Il m’avait saisi le bras et regardait intensément Lysis. Dans la clarté atténuée de la pièce, sous un mince filet lumineux qui errait lentement sur son visage, elle avait, en effet, par instants l’air de vivre d’une vie secrète et ironique…

« Peut-être n’est-elle pas tout à fait morte, reprit M. de Vernières… peut-être le germe de vie n’est-il qu’endormi… Ah ! s’il était possible de la réveiller…

– Maître… balbutiai-je avec épouvante.

– Tais-toi… tu n’es qu’un sot, dit-il avec un emportement subit… Ne sais-tu pas que le pouvoir de la science est infini… L’électricité peut-être ?… Oui… j’essaierai !… Va-t-en !… tu n’y comprends rien, laisse-moi… »
 

*

 

Je m’éloignai, triste et assombri. Quelques jours plus tard, hanté d’inquiétudes, je revins sonner à la porte de mon maître. Le vieux serviteur qui m’ouvrit, aux questions que je lui posais, hocha la tête avec découragement.

« Ah ! monsieur, le pauvre homme est quasiment fou !… Depuis trois jours, il n’est pas sorti de cette chambre maudite… Dieu seul sait ce qu’il manigance là-dedans !… Il y a fait installer des appareils d’électricité… sans dire pourquoi… Peut-être que tout ça fera du vilain… »

Un hurlement de douleur et d’épouvante déchira l’air… Nous nous élançâmes. J’arrivai le premier à la porte mystérieuse. Un silence extraordinaire régnait de l’autre côté. D’une poussée violente, j’ouvris le battant… M. de Vernières était étendu à terre, mort, et dans sa poitrine sanglante était fiché le poignard qu’avait tenu la main de la momie. Quant à elle, hors de sa cage de verre, elle gisait sur le parquet, et son corps me parut agité de légers tressaillements…

Des fils électriques rejoignaient deux plaques de métal collées à son torse. Je coupai le courant ; tout redevint immobile, et alors seulement je remarquai que la face de la momie s’était subitement décomposée. La peau avait éclaté sur les os ; hors des orbites avaient roulé les yeux d’émail vert et les cheveux décolorés, embroussaillés, n’étaient plus qu’une masse souillée. Cependant, le bras droit levé était tendu, dans une direction menaçante vers le corps du professeur et quand je voulus l’incliner pour lui faire reprendre sa position normale, il se cassa net entre mes doigts comme un morceau de verre…

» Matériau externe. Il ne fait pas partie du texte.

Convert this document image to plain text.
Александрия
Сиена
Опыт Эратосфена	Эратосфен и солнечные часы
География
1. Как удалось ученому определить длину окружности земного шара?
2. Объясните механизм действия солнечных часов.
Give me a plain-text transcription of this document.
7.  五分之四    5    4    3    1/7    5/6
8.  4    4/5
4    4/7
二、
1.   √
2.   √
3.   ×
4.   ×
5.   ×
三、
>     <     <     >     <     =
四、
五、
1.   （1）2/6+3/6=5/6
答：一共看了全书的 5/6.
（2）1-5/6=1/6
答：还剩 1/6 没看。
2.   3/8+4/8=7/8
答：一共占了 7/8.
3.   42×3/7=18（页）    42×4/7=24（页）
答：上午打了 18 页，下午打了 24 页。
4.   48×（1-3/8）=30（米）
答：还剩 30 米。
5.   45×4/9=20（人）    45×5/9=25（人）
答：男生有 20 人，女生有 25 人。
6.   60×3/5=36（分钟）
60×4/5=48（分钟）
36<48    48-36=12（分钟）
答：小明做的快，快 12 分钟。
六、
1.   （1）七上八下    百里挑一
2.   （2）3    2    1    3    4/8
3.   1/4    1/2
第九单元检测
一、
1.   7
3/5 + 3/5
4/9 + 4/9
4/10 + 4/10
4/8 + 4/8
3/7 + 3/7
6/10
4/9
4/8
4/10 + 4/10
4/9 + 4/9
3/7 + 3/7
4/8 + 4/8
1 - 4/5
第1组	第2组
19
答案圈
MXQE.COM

Quel drame s’était passé entre cet homme et ce cadavre ?… Sans doute une explication se présentait à la raison commune qui ne s’embarrasse pas de subtilités ; ce fut celle qu’admit l’enquête de la police. Désespéré de n’avoir pu rendre à la vie la danseuse Lysis, et de voir sous l’action du courant électrique la momie se désagréger et tomber en poussière, M. de Vernières, qui était devenu fou, s’était tué lui-même… Mais un doute persiste au fond de mon esprit. Nous sommes entourés de mystère… et je me demande parfois si vraiment la danseuse Lysis n’a pas retrouvé pour quelques instants une vie soudaine et fugitive, et si ce n’est pas elle qui a frappé mon maître pour le punir d’avoir troublé son sommeil, avant de rentrer dans le néant définitif.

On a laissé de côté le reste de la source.